There are two ways to approach a team.
First, you can assume everyone is out to do as little as possible. The relationship is built on low trust. They’re going to do the bare minimum to make everything all work and then stop there. In this scenario, your job as a leader is to make sure you have every little detail laid out for your team to follow.
In this scenario, critical conversations involve words like why and you.
Why immediately puts everyone on the defensive. “Why did you do X?” “Why didn’t you do B on time?” The latter turns the conversation into a battle. It’s me versus you. This is your fault.
The second way is to assume that everyone is trying to do their best work imaginable. They’re out to impress you and make use of their talents and skills. In this mode of operation, your job as a leader is to point them in the right direction, support them when necessary, and make sure they’re constantly challenged and engaged.
With this latter approach, conversations involve words like what and we.
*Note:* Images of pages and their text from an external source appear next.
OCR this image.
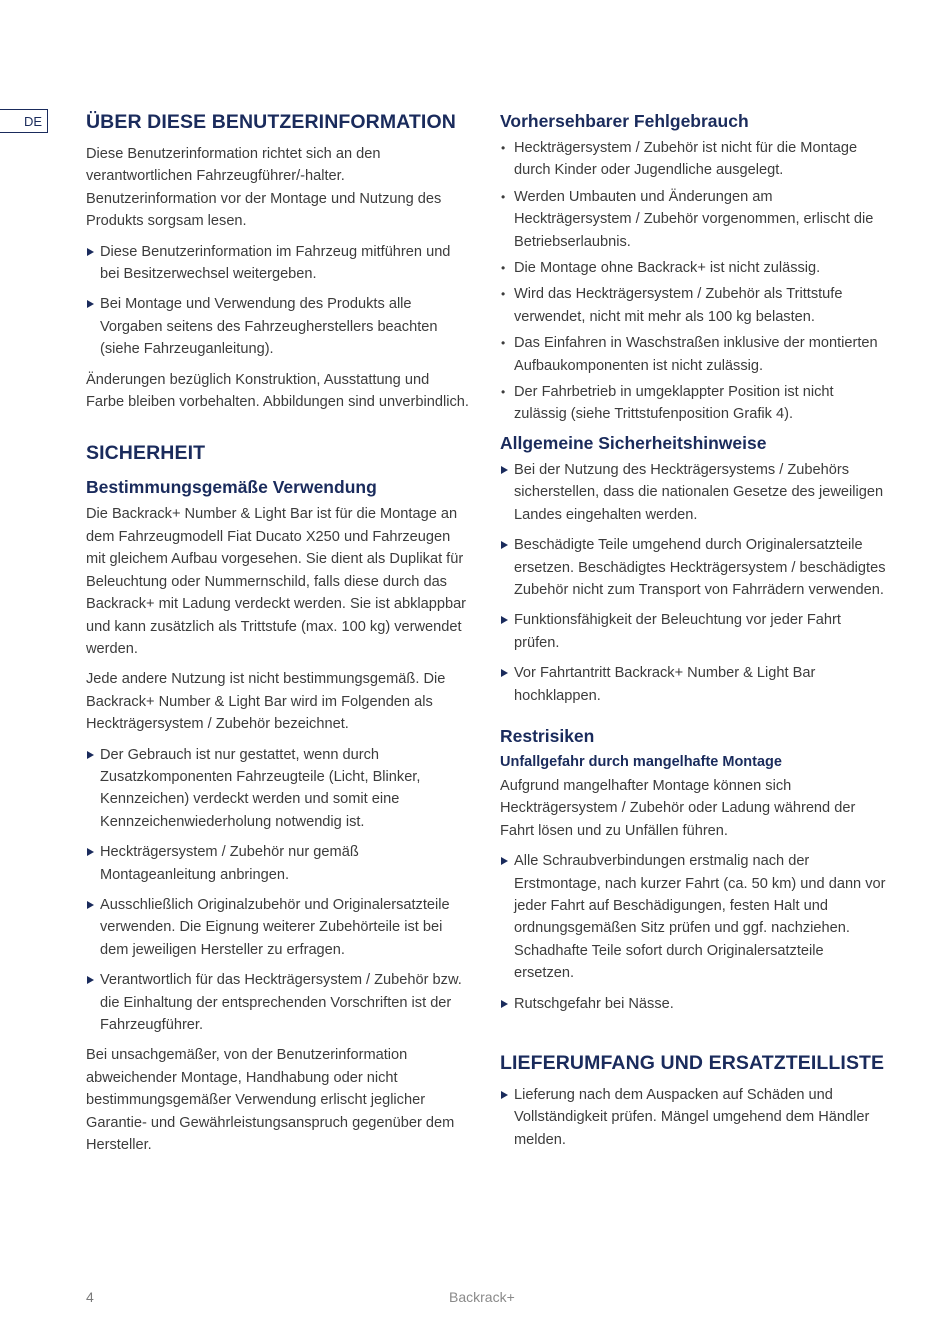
DE	ÜBER DIESE BENUTZERINFORMATION

Diese Benutzerinformation richtet sich an den verantwortlichen Fahrzeugführer/-halter. Benutzerinformation vor der Montage und Nutzung des Produkts sorgsam lesen.

Diese Benutzerinformation im Fahrzeug mitführen und bei Besitzerwechsel weitergeben.
Bei Montage und Verwendung des Produkts alle Vorgaben seitens des Fahrzeugherstellers beachten (siehe Fahrzeuganleitung).

Änderungen bezüglich Konstruktion, Ausstattung und Farbe bleiben vorbehalten. Abbildungen sind unverbindlich.

SICHERHEIT
Bestimmungsgemäße Verwendung

Die Backrack+ Number & Light Bar ist für die Montage an dem Fahrzeugmodell Fiat Ducato X250 und Fahrzeugen mit gleichem Aufbau vorgesehen. Sie dient als Duplikat für Beleuchtung oder Nummernschild, falls diese durch das Backrack+ mit Ladung verdeckt werden. Sie ist abklappbar und kann zusätzlich als Trittstufe (max. 100 kg) verwendet werden.

Jede andere Nutzung ist nicht bestimmungsgemäß. Die Backrack+ Number & Light Bar wird im Folgenden als Heckträgersystem / Zubehör bezeichnet.

Der Gebrauch ist nur gestattet, wenn durch Zusatzkomponenten Fahrzeugteile (Licht, Blinker, Kennzeichen) verdeckt werden und somit eine Kennzeichenwiederholung notwendig ist.
Heckträgersystem / Zubehör nur gemäß Montageanleitung anbringen.
Ausschließlich Originalzubehör und Originalersatzteile verwenden. Die Eignung weiterer Zubehörteile ist bei dem jeweiligen Hersteller zu erfragen.
Verantwortlich für das Heckträgersystem / Zubehör bzw. die Einhaltung der entsprechenden Vorschriften ist der Fahrzeugführer.

Bei unsachgemäßer, von der Benutzerinformation abweichender Montage, Handhabung oder nicht bestimmungsgemäßer Verwendung erlischt jeglicher Garantie- und Gewährleistungsanspruch gegenüber dem Hersteller.

Vorhersehbarer Fehlgebrauch
• Heckträgersystem / Zubehör ist nicht für die Montage durch Kinder oder Jugendliche ausgelegt.
• Werden Umbauten und Änderungen am Heckträgersystem / Zubehör vorgenommen, erlischt die Betriebserlaubnis.
• Die Montage ohne Backrack+ ist nicht zulässig.
• Wird das Heckträgersystem / Zubehör als Trittstufe verwendet, nicht mit mehr als 100 kg belasten.
• Das Einfahren in Waschstraßen inklusive der montierten Aufbaukomponenten ist nicht zulässig.
• Der Fahrbetrieb in umgeklappter Position ist nicht zulässig (siehe Trittstufenposition Grafik 4).
Allgemeine Sicherheitshinweise
Bei der Nutzung des Heckträgersystems / Zubehörs sicherstellen, dass die nationalen Gesetze des jeweiligen Landes eingehalten werden.
Beschädigte Teile umgehend durch Originalersatzteile ersetzen. Beschädigtes Heckträgersystem / beschädigtes Zubehör nicht zum Transport von Fahrrädern verwenden.
Funktionsfähigkeit der Beleuchtung vor jeder Fahrt prüfen.
Vor Fahrtantritt Backrack+ Number & Light Bar hochklappen.
Restrisiken
Unfallgefahr durch mangelhafte Montage

Aufgrund mangelhafter Montage können sich Heckträgersystem / Zubehör oder Ladung während der Fahrt lösen und zu Unfällen führen.

Alle Schraubverbindungen erstmalig nach der Erstmontage, nach kurzer Fahrt (ca. 50 km) und dann vor jeder Fahrt auf Beschädigungen, festen Halt und ordnungsgemäßen Sitz prüfen und ggf. nachziehen. Schadhafte Teile sofort durch Originalersatzteile ersetzen.
Rutschgefahr bei Nässe.
LIEFERUMFANG UND ERSATZTEILLISTE
Lieferung nach dem Auspacken auf Schäden und Vollständigkeit prüfen. Mängel umgehend dem Händler melden.
4	Backrack+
Take the easy example of “Why did you fail to turn in this big project on time?” What flips the conversation and gives the teammate a chance to disappoint you. “Walk me through what happened with the big project.” We creates a partnership; it’s a reminder that you (the leader) plays a role too. “How can we make sure this project is successful?”
It’s a simple word switch, but it makes a world of difference. It’s hard to condition as well. Our gut reaction is to blame someone. “This wasn’t my fault, but I’ll get to the bottom of it.” We run off and start with why questions and forget to give our teammate a chance.